まぁ、僕が乗り気じゃないのはあすみちゃんの言う通り、間違いなく野手として呼ばれてるだろうなってのが大きい。なにせ世間では未だにニュースでリトルシニア選抜大会の大誤審が話題に取りざたされてるのだ。なんなら海外でもこれは重大な女性差別だって声が上がってるんだって。
いやぁ、その。声を上げてもらうのはまぁ良いんだけど、僕の事を例に挙げてもっと大きな主語の叩き棒にするのは勘弁してほしいかなぁ。僕がなにも発信してないのに勝手に虐げられた女の子扱いされるのは僕としてはそんなに嬉しくないのだ。あの審判はちゃんとケジメつけたし、僕相手にあんな事をやる球審はもう出てこないだろうからね(黒い笑顔)

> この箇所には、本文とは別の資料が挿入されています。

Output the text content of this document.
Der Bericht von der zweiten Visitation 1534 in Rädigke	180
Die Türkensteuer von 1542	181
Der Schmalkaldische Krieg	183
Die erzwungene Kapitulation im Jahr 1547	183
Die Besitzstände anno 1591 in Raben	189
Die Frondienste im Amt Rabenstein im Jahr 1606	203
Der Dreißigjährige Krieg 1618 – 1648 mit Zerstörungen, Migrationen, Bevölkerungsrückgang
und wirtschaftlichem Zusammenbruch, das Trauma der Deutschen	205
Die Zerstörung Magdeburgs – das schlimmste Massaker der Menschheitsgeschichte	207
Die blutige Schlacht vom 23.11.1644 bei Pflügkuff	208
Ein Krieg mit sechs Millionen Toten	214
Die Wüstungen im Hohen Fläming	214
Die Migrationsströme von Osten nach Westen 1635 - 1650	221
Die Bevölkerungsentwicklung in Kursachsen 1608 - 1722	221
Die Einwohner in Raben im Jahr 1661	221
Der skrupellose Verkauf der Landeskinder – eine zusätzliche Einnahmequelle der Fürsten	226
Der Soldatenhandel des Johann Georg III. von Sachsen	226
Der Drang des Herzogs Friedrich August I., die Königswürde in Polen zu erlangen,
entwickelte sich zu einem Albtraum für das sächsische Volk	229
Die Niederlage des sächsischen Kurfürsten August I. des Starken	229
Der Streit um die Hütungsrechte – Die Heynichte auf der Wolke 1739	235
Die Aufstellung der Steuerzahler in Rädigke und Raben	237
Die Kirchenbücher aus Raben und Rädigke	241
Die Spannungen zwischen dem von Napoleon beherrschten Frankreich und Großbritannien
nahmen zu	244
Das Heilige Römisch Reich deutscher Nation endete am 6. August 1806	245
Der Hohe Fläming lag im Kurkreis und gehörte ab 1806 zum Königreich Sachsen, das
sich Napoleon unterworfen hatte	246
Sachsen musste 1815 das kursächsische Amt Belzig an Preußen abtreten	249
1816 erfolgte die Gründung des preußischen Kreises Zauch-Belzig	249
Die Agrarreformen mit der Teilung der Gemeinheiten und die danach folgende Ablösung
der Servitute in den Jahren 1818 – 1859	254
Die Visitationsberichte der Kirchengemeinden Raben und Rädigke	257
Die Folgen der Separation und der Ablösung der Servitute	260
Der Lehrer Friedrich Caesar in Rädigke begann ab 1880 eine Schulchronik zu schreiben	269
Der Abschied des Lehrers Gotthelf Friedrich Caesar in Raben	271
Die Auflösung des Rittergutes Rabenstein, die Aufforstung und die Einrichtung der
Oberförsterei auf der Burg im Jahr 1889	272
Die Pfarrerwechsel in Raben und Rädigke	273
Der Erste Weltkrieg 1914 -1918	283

ま、この件はスルーで良いかな。そんなことよりもリトルシニアの春季大会に向けての準備や、北埼玉デッドボールの試合で魔球を投げたりするほうが大事だよ。何事もコツコツと頑張っていかないと甲子園なんて夢のまた夢。
今回の球審のあれやこれやは、実を言うと僕にとってはチャンスじゃないかって思ってるんだよね。僕は色んなメディアで夏の甲子園で男子に交じって野球をしたいって言ってるから、世論を追い風にした今の僕ならワンチャン規約変更のきっかけになるんじゃないかって思ってるんだ。
選手として、満員の甲子園のマウンドに立つ。前世から含めるともう30年近く願い続けた夢の続きに、手が届いているという実感。嬉しいよね、やりがいしかないよ。
さて、今日も一日頑張って野球するぞぉ! とあすみちゃんとの会話も忘れて日常に戻って数日。
僕は金ちゃん監督の策略により、アマゾネスジャパンの選考会場へ送り込まれる事になった。勿体ないってなんだよ勿体ないって。あんたは日本人か……いや純度100%日本人だったな。うん。
「ふふ、まさかまさか味方に背後から刺されるとは見抜けなかったよ……この権藤あまねの眼をもってしても!」
「あんた野球以外だとだいたい節穴だもんね」
「それはーあすみもかなー」
あすみちゃん達とセレクション会場の運動公園に入ると、なぜかプロデューサー兼カメラマンさんが万全の態勢でカメラをこちらに向けているのが見えた。あー。つまりはそういうことであれやこれやそれなんだね。うんうん。